At first sight it looks like a waste of money, a major act of pollution and a criminal act – but these New York subway cars being dumped into the sea are actually helping the environment. These truly remarkable photos detail just a small number of over 2,500 old subway cars from the Big Apple that have been used to create artificial underwater reefs on America’s Atlantic coast. Photographer Stephen Mallon of the Front Room Gallery snapped the images over a period of three years, and the photos are now are being shown in an exhibition in New York.
The Metropolitan Transit Authority (MTA) of New York has been running this project for over 10 years, and ensures that on being decommissioned, the cars are cleaned, and every part which can be removed (seats, straps, windows, doors, wheels) are either recycled or sold. They are then loaded onto barges and dumped into sea to form artificial reefs. Click read more for some truly fantastic photographs…
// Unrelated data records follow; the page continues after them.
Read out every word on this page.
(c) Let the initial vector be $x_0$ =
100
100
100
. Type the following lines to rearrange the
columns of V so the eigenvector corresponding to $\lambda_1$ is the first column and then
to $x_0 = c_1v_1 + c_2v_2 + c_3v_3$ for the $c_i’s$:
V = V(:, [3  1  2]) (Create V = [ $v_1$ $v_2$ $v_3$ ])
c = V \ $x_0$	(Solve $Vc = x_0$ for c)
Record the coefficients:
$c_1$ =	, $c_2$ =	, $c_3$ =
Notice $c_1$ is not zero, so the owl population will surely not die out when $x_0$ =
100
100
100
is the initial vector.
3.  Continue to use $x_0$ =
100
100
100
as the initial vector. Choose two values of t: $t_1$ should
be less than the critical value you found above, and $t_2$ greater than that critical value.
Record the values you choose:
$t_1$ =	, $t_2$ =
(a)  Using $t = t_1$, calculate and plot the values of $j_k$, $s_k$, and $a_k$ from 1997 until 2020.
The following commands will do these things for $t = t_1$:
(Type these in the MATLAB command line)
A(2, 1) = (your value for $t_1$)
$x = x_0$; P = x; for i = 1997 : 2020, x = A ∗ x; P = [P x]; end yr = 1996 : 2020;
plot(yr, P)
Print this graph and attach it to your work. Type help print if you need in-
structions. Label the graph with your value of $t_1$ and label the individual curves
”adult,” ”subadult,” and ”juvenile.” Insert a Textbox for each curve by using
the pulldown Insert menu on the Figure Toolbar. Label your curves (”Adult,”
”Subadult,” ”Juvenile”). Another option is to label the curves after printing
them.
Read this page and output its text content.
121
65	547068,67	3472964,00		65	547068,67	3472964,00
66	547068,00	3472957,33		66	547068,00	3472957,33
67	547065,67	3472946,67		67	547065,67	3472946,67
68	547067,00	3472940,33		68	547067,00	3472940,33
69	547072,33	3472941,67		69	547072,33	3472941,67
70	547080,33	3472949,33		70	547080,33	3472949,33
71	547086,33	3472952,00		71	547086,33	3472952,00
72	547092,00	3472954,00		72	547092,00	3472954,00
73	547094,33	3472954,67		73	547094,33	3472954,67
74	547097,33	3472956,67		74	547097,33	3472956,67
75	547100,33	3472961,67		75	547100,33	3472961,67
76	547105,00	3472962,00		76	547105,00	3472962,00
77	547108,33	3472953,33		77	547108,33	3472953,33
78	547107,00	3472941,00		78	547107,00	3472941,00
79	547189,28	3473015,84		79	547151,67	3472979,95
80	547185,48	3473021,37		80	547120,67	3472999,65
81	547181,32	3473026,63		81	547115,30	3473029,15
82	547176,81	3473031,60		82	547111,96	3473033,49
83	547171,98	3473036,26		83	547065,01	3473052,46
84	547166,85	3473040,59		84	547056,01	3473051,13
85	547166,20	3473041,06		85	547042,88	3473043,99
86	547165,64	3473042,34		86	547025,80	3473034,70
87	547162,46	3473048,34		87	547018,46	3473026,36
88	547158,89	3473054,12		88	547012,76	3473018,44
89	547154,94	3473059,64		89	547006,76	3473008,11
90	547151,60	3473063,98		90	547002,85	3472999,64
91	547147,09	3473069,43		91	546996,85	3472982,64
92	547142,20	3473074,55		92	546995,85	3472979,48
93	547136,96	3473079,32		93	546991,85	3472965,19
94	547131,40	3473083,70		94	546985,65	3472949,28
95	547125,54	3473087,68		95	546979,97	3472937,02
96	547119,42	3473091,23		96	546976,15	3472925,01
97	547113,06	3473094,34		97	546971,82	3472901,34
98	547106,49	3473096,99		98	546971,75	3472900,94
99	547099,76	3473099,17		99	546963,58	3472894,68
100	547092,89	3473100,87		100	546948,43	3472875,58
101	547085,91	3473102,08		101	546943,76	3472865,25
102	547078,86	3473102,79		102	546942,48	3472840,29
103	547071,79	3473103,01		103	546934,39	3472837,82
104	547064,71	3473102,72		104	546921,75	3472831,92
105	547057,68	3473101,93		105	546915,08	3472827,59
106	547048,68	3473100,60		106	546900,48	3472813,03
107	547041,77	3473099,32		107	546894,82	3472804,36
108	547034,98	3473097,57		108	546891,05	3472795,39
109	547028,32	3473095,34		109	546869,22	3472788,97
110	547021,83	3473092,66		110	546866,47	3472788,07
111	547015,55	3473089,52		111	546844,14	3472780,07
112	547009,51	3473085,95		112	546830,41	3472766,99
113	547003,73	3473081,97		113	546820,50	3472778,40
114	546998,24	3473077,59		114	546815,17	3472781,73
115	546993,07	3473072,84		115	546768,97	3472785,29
An estimated 95 per-cent of the seabed off the US eastern seaboard is bare sand, a relatively inhospitable home for fish and crustaceans. But reefs provide protection from predators and so are attractive to fish, which inturns help build an eco-system with mussels, shrimps and crabs and eventually marlin and dolphins. And in addition to the envoronmental benefits, US corals are estimated to boost the economy by $200 million (£131 million) per year. The depositing of man-made structures to become artifical reefs is not uncommon, with tanks, armoured personnel carriers, oil rigs and even an aircraft carrier, the USS Oriskany being used.